Principaux renseignements
- Les réseaux de blanchiment d’argent en langue chinoise ont blanchi environ un cinquième de tous les fonds illicites en cryptomonnaies en 2025.
- Ces réseaux opèrent principalement via des canaux Telegram, facilitant non seulement le blanchiment d’argent, mais aussi d’autres activités criminelles telles que la traite d’êtres humains.
- La liquidité, la facilité d’utilisation et l’anonymat relatif des cryptomonnaies les rendent attrayantes pour les criminels qui cherchent à transférer des fonds en toute discrétion.
Selon un rapport de la société d’analyse de données blockchain Chainalysis, les réseaux de blanchiment d’argent en langue chinoise (CMLN) ont joué un rôle important dans l’écosystème illicite des cryptomonnaies en 2025. Ces réseaux ont blanchi environ 16,1 milliards de dollars (13,6 milliards d’euros), soit environ un cinquième du total des activités illicites liées aux cryptomonnaies, évaluées à plus de 82 milliards de dollars (69,4 milliards d’euros).
Plateformes pour les transactions illicites
Les CMLN opèrent principalement via les chaînes Telegram et les groupes de discussion, utilisant ces plateformes comme centres de marketing ou services d’entiercement informels. Ils font la promotion de leurs services de blanchiment d’argent auprès de clients potentiels, affichant souvent des images d’argent liquide et des témoignages pour démontrer leur liquidité et leur fiabilité. Bien que les plateformes elles-mêmes ne contrôlent pas directement les transactions, elles servent d’intermédiaires essentiels pour organiser des transactions illicites.
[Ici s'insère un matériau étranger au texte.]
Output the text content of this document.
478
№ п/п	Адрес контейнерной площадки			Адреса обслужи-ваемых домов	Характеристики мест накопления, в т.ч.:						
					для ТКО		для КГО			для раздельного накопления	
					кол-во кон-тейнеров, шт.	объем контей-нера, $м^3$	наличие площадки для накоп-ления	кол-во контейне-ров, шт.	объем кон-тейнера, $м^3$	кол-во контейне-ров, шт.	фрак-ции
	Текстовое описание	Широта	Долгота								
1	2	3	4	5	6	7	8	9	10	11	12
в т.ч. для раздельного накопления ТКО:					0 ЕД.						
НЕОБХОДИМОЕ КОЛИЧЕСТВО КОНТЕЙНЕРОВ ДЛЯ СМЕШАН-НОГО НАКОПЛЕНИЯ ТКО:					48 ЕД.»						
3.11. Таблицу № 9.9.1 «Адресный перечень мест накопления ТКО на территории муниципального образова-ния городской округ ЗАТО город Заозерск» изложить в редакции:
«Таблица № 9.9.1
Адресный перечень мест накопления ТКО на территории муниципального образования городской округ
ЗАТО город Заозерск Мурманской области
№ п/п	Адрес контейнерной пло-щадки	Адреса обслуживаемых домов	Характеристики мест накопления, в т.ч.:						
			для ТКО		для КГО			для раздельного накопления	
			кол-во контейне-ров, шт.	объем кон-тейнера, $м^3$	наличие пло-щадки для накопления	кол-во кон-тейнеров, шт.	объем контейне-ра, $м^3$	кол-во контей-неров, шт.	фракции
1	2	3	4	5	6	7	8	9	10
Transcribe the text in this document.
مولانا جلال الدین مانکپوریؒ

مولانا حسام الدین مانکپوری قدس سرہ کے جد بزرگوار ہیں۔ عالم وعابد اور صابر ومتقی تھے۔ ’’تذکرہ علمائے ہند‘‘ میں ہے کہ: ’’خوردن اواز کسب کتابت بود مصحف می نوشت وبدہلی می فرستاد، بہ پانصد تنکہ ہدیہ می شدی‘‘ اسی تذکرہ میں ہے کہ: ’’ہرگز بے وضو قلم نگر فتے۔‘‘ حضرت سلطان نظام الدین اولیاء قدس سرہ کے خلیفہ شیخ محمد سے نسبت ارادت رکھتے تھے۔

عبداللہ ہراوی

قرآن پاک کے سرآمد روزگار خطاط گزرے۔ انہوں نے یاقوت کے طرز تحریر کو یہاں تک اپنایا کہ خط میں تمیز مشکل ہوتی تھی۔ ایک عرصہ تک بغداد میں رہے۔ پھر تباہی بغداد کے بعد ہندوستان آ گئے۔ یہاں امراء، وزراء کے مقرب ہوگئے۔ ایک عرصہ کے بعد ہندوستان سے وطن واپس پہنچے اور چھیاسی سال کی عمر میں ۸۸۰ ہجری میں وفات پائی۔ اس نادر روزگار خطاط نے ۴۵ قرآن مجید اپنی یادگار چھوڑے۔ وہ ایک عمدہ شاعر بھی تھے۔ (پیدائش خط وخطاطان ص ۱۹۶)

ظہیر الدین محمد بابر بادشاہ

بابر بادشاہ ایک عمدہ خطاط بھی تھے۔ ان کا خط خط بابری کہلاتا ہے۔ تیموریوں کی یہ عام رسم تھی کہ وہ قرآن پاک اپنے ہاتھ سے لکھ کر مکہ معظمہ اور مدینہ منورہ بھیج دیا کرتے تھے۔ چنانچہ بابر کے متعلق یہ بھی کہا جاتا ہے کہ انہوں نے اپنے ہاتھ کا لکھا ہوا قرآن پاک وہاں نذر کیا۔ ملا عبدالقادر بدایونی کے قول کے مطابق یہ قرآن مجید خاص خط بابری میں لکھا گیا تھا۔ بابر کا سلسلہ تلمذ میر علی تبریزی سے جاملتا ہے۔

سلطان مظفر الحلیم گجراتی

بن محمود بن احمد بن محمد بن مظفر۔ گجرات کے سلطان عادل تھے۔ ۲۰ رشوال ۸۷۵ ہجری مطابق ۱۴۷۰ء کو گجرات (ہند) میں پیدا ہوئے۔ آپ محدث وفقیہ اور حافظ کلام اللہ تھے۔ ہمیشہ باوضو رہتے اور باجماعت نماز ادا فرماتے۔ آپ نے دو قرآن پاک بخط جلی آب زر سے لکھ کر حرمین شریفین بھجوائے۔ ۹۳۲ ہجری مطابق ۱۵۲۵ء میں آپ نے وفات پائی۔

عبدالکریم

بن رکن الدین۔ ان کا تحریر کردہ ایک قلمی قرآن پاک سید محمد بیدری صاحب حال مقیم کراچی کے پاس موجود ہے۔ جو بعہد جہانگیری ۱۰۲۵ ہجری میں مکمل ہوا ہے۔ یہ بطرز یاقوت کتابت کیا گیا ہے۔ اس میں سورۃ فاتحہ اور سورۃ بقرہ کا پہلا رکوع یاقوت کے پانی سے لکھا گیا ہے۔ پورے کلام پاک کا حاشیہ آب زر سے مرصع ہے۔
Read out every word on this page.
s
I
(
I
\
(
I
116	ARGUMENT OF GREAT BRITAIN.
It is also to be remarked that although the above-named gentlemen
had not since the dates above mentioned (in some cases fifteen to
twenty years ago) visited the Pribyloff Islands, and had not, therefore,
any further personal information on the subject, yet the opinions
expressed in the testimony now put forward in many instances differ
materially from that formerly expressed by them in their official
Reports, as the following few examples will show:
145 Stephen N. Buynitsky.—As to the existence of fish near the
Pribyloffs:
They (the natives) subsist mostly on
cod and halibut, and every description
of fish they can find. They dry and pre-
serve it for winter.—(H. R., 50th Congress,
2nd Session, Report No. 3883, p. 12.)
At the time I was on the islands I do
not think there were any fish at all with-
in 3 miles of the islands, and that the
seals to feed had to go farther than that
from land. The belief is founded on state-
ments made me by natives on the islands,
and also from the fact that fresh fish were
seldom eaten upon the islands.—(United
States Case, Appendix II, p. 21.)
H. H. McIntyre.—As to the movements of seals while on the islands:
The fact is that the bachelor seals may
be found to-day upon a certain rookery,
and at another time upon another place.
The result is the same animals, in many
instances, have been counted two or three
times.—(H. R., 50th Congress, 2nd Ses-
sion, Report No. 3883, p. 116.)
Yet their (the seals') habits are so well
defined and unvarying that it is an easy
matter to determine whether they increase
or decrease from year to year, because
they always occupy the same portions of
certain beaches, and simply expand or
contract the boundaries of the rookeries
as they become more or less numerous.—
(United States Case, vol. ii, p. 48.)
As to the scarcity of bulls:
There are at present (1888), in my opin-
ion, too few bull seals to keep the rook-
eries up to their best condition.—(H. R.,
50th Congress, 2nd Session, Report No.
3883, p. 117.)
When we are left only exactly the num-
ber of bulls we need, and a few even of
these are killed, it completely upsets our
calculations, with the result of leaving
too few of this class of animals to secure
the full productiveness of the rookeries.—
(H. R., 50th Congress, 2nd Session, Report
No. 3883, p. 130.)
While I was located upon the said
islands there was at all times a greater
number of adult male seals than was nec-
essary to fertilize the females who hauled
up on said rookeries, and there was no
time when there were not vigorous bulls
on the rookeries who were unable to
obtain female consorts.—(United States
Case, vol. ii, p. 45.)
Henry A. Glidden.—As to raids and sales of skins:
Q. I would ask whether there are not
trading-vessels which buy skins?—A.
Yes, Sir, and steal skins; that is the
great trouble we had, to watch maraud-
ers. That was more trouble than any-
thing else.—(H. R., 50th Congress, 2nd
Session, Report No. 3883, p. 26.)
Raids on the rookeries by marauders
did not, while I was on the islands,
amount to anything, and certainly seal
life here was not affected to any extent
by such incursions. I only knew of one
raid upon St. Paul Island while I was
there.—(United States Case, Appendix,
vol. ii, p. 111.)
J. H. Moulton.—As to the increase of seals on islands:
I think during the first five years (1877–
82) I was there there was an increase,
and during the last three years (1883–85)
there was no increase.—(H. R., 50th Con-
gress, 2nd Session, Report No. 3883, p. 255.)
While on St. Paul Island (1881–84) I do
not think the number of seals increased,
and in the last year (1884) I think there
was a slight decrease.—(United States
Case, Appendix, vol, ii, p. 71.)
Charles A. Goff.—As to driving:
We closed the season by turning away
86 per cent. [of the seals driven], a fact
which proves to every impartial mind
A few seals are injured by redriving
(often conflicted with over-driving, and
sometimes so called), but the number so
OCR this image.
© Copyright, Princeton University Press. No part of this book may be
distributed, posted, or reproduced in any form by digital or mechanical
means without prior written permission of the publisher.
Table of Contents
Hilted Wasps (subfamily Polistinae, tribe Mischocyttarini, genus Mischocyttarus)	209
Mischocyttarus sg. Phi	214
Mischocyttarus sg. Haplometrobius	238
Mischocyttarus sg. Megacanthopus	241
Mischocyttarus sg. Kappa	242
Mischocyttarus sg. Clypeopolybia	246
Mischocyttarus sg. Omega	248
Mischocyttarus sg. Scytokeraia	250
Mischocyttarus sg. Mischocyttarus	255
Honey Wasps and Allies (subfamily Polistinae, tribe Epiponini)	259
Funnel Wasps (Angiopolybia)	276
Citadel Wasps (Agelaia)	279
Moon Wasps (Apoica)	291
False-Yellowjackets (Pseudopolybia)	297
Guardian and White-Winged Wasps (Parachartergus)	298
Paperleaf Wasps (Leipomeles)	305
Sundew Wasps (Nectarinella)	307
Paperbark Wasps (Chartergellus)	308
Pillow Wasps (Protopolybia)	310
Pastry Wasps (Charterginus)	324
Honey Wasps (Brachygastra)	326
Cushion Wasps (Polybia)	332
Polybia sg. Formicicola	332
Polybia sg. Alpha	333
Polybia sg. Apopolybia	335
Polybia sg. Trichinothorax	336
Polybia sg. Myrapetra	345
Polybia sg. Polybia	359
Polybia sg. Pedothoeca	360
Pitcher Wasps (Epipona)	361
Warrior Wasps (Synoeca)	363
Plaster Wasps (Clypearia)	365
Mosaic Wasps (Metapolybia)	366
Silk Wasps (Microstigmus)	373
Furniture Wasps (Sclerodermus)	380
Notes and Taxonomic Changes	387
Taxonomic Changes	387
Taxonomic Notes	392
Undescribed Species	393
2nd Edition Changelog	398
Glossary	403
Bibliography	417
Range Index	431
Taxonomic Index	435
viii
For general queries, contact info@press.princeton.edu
Au-delà du blanchiment d’argent, ces canaux basés sur Telegram facilitent d’autres activités criminelles telles que la traite des êtres humains et la vente d’antennes Starlink utilisées dans les centres d’escroquerie d’Asie du Sud-Est. Selon Andrew Fierman, responsable du renseignement en matière de sécurité nationale chez Chainalysis, la clientèle va des syndicats du crime organisé aux acteurs étatiques sanctionnés, ce qui souligne la diversité des entités qui utilisent ces services.
L’attrait des cryptomonnaies pour les criminels
L’attrait des cryptomonnaies pour les criminels réside dans leur liquidité, leur facilité d’utilisation et leur anonymat relatif, ce qui les rend idéales pour transférer des fonds en toute discrétion. Les stablecoins comme l’USDT et l’USDC sont particulièrement attractifs en raison de leur valeur stable, qui minimise les coûts de transaction liés à la volatilité.
De nombreux groupes criminels organisés impliqués dans le blanchiment d’argent basé sur les cryptomonnaies utilisent également des entreprises d’apparence légitime, comme les casinos, pour brouiller davantage l’origine des fonds illicites. Les casinos sont une méthode traditionnelle de blanchiment des produits du crime, souvent par le biais de déclarations de revenus gonflées. L’Asie du Sud-Est est devenue une plaque tournante pour les casinos agréés et non agréés, dont certains ont des liens avec le crime organisé, selon un rapport de 2024 de l’Office des Nations unies contre la drogue et le crime.
L’Asie du Sud-Est : un paradis pour les activités criminelles
Bien que l’étude de Chainalysis se soit concentrée sur les réseaux mandarins, les transactions proviennent de divers endroits, notamment du Cambodge et du Myanmar. Ces pays sont devenus des paradis pour les syndicats du crime organisé qui exploitent des centres d’escroquerie sophistiqués.
Les lois strictes de la Chine en matière de lutte contre le blanchiment d’argent et l’interdiction du commerce des cryptomonnaies depuis 2021 ont poussé les groupes criminels chinois à se délocaliser vers des pays d’Asie du Sud-Est où le cadre juridique est plus faible et où les fonctionnaires sont potentiellement corrompus. Malgré les efforts des autorités pour lutter contre ces syndicats du crime transnationaux, l’application de la loi reste difficile en raison de la sophistication de leurs opérations et de la complexité de l’application transfrontalière de la loi.
Adaptabilité et évolution
Le volume quotidien estimé des opérations de blanchiment par les CMLN en 2025 était de 44 millions de dollars (37,3 millions d’euros). Fierman suggère que malgré les efforts continus pour lutter contre les activités illicites liées aux cryptomonnaies, ces réseaux sont susceptibles de s’adapter et d’évoluer, trouvant de nouvelles voies pour opérer.